Politics

What Exactly is Gerrymandering and Why Should I Care?

November 16th 2014

What is Gerrymandering?

Gerrymandering is when politicians draw congressional districts purposefully to give themselves a greater likelihood of winning more seats in Congress. As described by the Washington Post:

Contrary to one popular misconception about the practice, the point of gerrymandering isn't to draw yourself a collection of overwhelmingly safe seats. Rather, it's to give your opponents a small number of safe seats, while drawing yourself a larger number of seats that are not quite as safe, but that you can expect to win comfortably.

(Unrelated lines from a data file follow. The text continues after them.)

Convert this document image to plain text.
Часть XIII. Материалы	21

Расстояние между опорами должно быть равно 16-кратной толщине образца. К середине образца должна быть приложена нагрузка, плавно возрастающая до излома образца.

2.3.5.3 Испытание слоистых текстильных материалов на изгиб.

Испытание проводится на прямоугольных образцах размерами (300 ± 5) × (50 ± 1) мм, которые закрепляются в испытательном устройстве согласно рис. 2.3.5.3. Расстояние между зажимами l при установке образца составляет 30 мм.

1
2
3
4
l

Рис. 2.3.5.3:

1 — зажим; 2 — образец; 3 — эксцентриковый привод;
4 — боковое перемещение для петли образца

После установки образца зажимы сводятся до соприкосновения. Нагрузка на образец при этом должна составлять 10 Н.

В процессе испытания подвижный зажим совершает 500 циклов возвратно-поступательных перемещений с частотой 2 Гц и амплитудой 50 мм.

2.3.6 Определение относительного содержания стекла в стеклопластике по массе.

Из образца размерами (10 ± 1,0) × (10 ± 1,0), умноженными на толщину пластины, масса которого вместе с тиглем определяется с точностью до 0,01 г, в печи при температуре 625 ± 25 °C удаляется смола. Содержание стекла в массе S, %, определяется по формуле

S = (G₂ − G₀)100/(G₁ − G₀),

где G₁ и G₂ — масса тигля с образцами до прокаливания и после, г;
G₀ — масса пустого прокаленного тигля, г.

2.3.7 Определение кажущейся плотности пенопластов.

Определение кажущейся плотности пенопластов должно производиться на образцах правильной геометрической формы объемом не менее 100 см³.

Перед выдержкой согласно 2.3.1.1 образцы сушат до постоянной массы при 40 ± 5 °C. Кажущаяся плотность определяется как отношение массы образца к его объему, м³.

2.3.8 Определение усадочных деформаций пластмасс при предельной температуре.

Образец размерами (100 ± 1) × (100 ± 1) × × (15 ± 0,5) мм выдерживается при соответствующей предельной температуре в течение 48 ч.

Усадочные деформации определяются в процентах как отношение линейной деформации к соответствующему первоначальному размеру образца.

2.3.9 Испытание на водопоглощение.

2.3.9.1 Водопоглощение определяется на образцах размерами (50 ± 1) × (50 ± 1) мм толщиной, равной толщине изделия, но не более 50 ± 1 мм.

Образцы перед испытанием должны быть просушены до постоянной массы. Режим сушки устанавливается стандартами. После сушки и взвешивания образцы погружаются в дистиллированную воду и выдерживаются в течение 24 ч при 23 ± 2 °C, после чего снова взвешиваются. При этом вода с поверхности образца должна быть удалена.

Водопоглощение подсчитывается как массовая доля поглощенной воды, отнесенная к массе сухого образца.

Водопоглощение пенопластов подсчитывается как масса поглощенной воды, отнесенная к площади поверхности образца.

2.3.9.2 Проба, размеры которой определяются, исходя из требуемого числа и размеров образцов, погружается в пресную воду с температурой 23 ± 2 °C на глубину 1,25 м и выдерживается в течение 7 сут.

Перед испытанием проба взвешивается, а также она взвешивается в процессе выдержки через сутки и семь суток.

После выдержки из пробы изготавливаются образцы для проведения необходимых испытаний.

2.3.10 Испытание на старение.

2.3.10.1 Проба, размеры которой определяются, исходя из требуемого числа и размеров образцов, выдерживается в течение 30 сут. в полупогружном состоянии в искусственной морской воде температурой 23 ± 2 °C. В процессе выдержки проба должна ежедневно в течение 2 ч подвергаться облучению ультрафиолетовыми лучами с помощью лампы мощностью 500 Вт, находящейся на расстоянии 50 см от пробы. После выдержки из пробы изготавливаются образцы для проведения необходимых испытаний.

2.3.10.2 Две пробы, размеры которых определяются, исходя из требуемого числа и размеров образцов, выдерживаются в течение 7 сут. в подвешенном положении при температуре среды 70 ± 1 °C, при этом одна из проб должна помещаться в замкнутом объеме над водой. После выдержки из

Here's a great animated video that explains using examples from the animal kingdom:

Why does gerrymandering happen?

Gerrymandering is the result of a misalignment of interests: citizens are interested in having a fairly elected body of politicians, while political parties are interested in winning as many races as they can. The problem? Political parties draw the districts. Which is why we have districts that look like this:

North Carolina 12th, Florida 5th, Pennsylvania 7th, Maryland 3rd, North Carolina 1st, and Texas 3rd are 6 of the most gerrymandered congressional districts in the country

Here's what it looks like when a state gets it right (in this case, Indiana's 9 districts, which are drawn pretty normally):

Indiana is one of the least gerrymandered congressional districts in the country

How can we prevent it?

The easiest first step would be to to take FairVote's suggestion: take the responsibility out of the hands of partisan politicians and put it in the hands of independent commissions. Although as the video above points out, that's not a perfect solution; CGP Grey suggests using math to generate equally-sized districts.